Intel's current offering, the Atom Centrino, exclusively targets laptop-like devices. This chipset consists of an Atom Z500 CPU and a separate system controller hub that provides I/O as well as accelerators for high-definition video and 3D graphics. The Atom Centrino platform also calls for a wireless radio (Wi-Fi, 3G or WiMAX), but the baseband chip is not included as part of the Atom package; system designers have to choose that part for themselves.

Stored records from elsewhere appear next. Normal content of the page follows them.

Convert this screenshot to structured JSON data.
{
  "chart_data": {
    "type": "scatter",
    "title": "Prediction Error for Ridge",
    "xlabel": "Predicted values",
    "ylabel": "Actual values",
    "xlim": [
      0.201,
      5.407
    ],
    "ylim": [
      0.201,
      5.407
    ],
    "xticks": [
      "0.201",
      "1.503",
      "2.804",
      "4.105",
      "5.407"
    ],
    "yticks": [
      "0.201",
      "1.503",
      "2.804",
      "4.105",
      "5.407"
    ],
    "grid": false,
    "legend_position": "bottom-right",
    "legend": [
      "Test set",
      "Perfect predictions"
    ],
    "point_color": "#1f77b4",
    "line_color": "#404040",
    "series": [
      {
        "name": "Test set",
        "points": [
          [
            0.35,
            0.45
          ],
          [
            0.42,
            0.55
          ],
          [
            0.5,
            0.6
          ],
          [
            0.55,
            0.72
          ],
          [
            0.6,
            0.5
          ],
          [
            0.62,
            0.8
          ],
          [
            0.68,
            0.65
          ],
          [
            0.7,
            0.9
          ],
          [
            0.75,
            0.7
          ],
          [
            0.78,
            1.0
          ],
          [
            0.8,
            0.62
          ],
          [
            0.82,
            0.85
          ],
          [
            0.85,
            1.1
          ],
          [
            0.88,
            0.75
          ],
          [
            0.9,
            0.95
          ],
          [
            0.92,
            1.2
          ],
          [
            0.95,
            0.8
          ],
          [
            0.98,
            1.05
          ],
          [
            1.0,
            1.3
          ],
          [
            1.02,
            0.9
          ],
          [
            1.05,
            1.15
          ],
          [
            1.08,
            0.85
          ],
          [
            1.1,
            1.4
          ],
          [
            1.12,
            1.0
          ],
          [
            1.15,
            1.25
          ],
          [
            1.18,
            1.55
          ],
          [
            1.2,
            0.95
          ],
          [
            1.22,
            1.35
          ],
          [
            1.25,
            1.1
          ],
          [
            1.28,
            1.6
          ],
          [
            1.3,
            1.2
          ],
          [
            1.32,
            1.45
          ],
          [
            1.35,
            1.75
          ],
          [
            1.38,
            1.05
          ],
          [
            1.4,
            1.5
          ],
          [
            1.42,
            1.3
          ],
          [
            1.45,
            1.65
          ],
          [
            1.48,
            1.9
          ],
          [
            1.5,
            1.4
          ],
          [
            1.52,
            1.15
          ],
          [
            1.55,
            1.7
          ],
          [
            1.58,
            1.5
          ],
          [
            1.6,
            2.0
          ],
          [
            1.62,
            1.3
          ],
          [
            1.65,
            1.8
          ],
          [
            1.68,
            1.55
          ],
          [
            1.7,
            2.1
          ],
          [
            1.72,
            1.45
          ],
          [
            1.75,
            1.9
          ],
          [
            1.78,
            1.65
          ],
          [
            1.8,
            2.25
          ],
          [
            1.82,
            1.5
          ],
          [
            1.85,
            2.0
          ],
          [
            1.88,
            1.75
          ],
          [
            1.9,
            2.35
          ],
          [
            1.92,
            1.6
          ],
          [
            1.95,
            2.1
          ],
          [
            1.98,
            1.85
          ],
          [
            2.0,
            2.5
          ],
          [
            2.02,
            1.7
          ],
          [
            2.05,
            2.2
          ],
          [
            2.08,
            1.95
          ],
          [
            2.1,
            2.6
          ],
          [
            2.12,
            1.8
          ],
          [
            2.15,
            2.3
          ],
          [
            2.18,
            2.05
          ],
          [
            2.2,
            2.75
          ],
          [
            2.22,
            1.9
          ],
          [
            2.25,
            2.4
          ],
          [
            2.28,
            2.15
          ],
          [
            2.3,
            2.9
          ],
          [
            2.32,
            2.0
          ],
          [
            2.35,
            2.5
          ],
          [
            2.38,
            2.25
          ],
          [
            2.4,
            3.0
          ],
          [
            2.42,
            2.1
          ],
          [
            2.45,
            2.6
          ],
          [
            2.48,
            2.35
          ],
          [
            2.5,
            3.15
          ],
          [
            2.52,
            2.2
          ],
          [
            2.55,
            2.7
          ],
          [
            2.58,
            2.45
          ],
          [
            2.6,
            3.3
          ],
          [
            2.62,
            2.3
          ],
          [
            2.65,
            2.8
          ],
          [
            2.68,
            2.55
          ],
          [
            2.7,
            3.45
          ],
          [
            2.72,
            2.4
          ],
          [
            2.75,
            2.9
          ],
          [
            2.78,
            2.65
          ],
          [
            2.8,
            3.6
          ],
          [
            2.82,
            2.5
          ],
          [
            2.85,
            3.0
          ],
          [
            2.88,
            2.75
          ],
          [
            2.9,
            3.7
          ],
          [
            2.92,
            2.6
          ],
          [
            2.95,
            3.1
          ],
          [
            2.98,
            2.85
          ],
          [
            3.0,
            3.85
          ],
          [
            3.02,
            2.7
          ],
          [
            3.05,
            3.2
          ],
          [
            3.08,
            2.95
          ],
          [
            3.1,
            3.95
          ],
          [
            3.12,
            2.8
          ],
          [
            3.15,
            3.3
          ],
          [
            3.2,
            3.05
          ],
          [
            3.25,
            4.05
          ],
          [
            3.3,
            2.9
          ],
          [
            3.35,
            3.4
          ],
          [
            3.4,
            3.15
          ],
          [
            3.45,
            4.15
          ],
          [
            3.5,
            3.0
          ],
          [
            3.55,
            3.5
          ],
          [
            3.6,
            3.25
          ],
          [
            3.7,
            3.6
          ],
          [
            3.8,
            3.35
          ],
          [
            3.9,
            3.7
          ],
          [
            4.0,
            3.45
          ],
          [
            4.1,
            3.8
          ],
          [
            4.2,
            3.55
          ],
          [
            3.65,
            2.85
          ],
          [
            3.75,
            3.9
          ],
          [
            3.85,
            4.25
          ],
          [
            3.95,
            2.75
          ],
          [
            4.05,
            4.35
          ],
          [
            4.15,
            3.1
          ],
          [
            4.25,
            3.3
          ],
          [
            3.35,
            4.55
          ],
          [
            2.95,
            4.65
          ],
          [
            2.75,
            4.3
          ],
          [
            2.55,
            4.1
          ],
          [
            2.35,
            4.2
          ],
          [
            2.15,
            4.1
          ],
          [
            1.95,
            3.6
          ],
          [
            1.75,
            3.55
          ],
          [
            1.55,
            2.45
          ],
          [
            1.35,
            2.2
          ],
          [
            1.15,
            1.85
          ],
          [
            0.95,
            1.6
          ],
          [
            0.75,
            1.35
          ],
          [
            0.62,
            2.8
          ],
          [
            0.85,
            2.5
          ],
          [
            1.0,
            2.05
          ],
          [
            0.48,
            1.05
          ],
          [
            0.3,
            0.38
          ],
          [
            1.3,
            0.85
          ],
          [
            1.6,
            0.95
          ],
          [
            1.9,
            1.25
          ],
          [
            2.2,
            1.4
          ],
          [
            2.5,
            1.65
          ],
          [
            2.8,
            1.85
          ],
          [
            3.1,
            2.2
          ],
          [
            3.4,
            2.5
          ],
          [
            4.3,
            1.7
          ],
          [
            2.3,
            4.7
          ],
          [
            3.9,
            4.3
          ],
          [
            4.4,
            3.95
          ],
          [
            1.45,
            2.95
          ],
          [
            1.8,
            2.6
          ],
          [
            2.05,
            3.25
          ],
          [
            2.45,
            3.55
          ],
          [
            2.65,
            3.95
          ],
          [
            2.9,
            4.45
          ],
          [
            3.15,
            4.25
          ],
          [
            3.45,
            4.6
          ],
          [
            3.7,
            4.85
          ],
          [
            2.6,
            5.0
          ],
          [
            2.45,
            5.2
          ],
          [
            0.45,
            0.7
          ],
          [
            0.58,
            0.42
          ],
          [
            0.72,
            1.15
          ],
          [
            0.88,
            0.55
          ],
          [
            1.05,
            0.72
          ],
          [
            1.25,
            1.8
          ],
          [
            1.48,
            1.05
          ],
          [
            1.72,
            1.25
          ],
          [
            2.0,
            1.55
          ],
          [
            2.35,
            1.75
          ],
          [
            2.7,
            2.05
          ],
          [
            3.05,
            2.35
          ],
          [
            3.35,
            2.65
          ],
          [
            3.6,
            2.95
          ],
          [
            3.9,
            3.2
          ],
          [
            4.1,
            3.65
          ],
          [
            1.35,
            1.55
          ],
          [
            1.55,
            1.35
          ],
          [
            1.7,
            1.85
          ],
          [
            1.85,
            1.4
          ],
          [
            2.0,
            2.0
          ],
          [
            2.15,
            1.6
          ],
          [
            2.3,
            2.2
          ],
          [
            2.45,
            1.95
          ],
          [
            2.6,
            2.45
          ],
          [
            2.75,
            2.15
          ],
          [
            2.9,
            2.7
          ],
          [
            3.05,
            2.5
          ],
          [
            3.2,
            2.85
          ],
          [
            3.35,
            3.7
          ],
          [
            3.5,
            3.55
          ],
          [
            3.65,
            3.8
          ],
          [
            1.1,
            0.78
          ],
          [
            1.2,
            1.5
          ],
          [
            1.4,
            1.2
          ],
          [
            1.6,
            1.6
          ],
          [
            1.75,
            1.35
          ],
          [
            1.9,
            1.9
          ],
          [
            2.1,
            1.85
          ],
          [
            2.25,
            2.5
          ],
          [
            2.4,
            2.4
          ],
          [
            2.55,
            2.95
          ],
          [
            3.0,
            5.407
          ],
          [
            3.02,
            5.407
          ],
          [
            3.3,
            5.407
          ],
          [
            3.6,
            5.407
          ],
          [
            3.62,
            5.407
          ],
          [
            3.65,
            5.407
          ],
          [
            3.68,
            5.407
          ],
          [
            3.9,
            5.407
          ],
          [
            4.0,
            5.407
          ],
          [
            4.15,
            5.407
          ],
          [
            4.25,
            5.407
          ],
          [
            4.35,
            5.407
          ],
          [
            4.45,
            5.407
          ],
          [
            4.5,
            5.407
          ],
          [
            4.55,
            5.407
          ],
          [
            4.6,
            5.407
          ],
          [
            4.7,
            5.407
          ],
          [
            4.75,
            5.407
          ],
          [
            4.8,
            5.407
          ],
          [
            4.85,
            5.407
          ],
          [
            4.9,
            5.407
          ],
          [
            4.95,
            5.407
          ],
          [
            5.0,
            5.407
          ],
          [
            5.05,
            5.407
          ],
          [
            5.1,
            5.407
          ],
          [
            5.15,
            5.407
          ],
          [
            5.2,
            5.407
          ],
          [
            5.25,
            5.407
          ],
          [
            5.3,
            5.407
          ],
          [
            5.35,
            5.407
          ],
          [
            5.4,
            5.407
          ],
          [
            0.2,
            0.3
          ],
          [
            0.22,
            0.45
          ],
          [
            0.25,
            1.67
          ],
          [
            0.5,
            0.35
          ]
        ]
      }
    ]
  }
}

The ARM side of the battle is being fought by several ARM licensees, most notably Nvidia, Texas Instruments and Qualcomm. All three target handset-like devices. Qualcomm additionally targets laptop-like devices and poses the most direct competition to Intel. Qualcomm's SnapDragon also comes closest to matching Atom's performance. Unlike Atom, however, SnapDragon includes a wireless baseband processora major difference, particularly considering that SnapDragon is a single-chip solution.

TI is notable mainly for its low power and high level of acceptance: The Omap 3 platform has more than 40 design wins. Nvidia's Tegra, meanwhile, focuses on graphics performance. Both chips are noteworthy for their extremely small packages.

For now, Intel has the advantage in performance, while the ARM chips win on size and integration. The big unanswered questions are how these competitors stack up on power and cost. Power comparisons are difficult because each vendor reports power numbers under different conditions. However, my back-of-the napkin calculations suggest Intel and ARM are much closer than ARM would like you to believe. The cost comparison is more of a mystery because the ARM licensees do not publish pricing.

Wherever things stand now, they are sure to change quickly. Intel's Moorestown, a next-generation Atom expected in late 2009, will integrate the CPU and GPU on a single chip, allowing Intel to compete for handset-like devices. And don't expect ARM and its licensees to stand still.